People who take time to understand their past, reflect on the virtues of where they live, and assess what traditions they wish to pass on can create true communities, places that are in short supply in the world today.
Then they can present their true communities to the world, and easily develop many ways to carry on community traditions, from museums to historical plays and books to stories and music. In this way, they can become magnets for new but careful growth, retain their populations, and survive the ups and downs of the global economy. This is the model of the "humanities in local development."

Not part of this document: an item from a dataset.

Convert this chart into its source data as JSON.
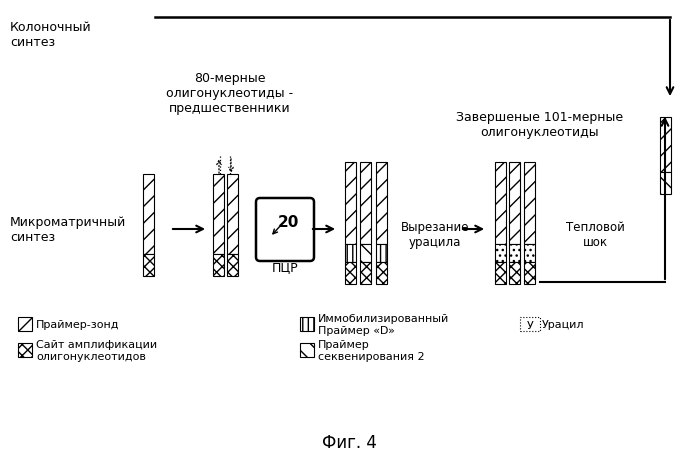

Humanities Venture Capital
Communities need little financial or professional support to honor the past, understand the present, and carry on their traditions. These are part of community life, and people do them every day. But they do need financial support – and sometimes professional expertise – to document their history, rediscover those pieces that have been lost, interpret how their own history interweaves with the larger history of America and the world, and then present their community to the world that comes to visit it. This is not inexpensive, but it is synergistic; different projects can feed on and then promote one another, and soon an energy can build that carries the community into new areas of work and new grant possibilities. What is needed is money at the beginning that can get several projects involving different community groups engaged at once. This is "humanities venture capital" – funding concentrated in one community that allows that community to reach the takeoff point in the development of its cultural resources.
VFH sees this way of working as a new way of bringing the humanities to bear on the process of local development. We would like to help Halifax bring the humanities into their local development efforts by:
- working with the county to find new sources of funding;
- searching out whatever resources are needed to take advantage of those funding sources, and
- securing a cohesive package of grants for the area that would promote a developing public and community identity.
Halifax is a history place; it is rich in the past which still feels connected to the present there. It is rich in an architectural heritage that has been destroyed elsewhere. It is rich in rivers and natural resources. It is rich in the stories of people who have overcome great odds to live there and thrive. Most important, it is rich in people who care about it. More funds will allow citizens of Halifax County to make this clear to themselves and to those who come to visit and perhaps to stay.
As we move forward with projects in Halifax, we will keep track of a variety of indicators of success: local involvement; attendance at events; funds raised; programs conducted, and overall citizen and participant satisfaction. We hope that this process, carefully documented by Research and Education, will give us a method that might serve as a starting point for work in other parts of the Commonwealth.